Here is that letter:
Dear Mr. Thorpe,
I was very moved by your coming out publicly this last weekend as a gay man.  I related to you in a way that I have not with many of the celebrities who have gone public with their sexual orientations.  It is probably strange that I relate as I did because I am not a swimmer or an athlete.  I did not achieve my ultimate dream at 19.
I did live in the darkness of the same closet you did, however.  When you were fifteen, impersonal journalists intruded on you with questions of your sexuality.  When I was fifteen, anonymous schoolmates of mine essentially did the same thing by scrawling “faggot” across my locker.  I believe you and I shared the same mortification over the exposure, and may in some ways, still feel it.
Like you, I found a “friend” in drugs and alcohol and let it sail me into a painless journey through the depressed places within myself.  I however, eventually emerged into a sober recovery.  It sounds like you are doing the same.

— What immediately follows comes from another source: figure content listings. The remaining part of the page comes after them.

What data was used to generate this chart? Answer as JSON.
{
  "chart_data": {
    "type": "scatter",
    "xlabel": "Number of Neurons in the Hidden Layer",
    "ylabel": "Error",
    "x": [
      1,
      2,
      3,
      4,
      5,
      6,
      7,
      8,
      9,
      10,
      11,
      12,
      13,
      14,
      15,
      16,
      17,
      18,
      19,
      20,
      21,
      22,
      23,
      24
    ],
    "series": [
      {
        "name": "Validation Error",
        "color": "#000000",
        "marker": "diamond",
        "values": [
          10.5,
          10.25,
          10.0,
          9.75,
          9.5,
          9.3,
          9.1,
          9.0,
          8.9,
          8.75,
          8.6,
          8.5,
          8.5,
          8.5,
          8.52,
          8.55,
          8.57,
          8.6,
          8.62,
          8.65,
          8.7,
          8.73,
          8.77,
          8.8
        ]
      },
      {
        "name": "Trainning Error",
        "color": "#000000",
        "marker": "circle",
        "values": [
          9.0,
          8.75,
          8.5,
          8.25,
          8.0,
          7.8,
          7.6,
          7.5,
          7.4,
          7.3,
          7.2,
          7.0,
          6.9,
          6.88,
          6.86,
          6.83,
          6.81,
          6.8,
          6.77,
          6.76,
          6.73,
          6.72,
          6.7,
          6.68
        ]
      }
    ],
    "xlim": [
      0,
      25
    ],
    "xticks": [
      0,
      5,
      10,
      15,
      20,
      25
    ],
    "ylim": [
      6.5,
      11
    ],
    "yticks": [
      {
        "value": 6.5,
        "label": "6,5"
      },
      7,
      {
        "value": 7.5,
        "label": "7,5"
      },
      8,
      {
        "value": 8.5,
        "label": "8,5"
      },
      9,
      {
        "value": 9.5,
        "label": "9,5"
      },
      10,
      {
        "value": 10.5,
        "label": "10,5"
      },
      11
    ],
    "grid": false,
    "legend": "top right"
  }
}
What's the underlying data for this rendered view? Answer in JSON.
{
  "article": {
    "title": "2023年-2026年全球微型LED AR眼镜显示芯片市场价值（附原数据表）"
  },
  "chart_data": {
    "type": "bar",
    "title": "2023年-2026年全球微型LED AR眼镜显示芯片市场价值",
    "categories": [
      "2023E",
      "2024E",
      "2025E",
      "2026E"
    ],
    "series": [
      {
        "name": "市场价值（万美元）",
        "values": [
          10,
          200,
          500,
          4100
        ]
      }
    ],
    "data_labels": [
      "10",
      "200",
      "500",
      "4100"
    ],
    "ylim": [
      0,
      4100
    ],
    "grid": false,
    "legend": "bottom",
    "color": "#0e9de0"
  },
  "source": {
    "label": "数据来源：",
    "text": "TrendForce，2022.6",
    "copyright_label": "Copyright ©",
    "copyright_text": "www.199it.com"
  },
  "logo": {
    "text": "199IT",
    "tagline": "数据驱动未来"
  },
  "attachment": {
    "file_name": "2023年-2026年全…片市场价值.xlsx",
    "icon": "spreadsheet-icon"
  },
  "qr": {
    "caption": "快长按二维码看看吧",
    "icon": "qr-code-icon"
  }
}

This is my thank you to you, as a hero for millions that you have inspired.  Thank you for telling a story that is not made easy from long term support of a family team and circle, as others have done, but for telling one of secrecy, depression and thoughts of suicide.  There are many who share that experience and they need to see and hear the way out of that particular closet, the dark closet, into hope.
This is also what I want to give back to you now too:  hope.  You are fresh into your new open life.   You are new to recovery.  As one who has been there, I want you to know that what lies ahead for you can be spectacular.
For me, my dream was the love of a family and to become a dad.  I knew that was what life had in store for me when, as part of my recovery process, I walked into a foster care orientation meeting.  I found out that just as drugs and alcohol had threatened my life, there were innocent kids whose lives were being threatened by the drug addiction and alcoholism of their parents.  My recovery could extend further into the actual creation of my family.  Which is exactly what happened.
I am the dad of two eleven year olds, both drug exposed as infants, both healthy and happy, and both aware of your story.  They see in you a hero who no longer hides with secrets and who stays abstinent from his susceptibility to chemical addiction.
I am not suggesting that you run out and get foster care kids of your own, even though if you did eventually, I think those would be damn lucky children.  I am suggesting that you ride the waves of love and life, and take your new found self empowerment with the same discipline as you do with swimming.
Of swimming you said, “I try and listen to what the water is doing, what position the water wants me to be in. And this is where I start from, then, I start to create movement that allows me to swim.”    Take it from this sober, happy and free gay dad.  Your new authentic life is like that water.  Listen to what it’s doing, the position it wants you in.  Now create movement.
One day, like your swimming, that “water” will again wrap a gold medal around your neck.  That medal will have little boy arms.   It will reach up, kiss you good night, and whisper in your ear, “Good night, daddy, I love you.”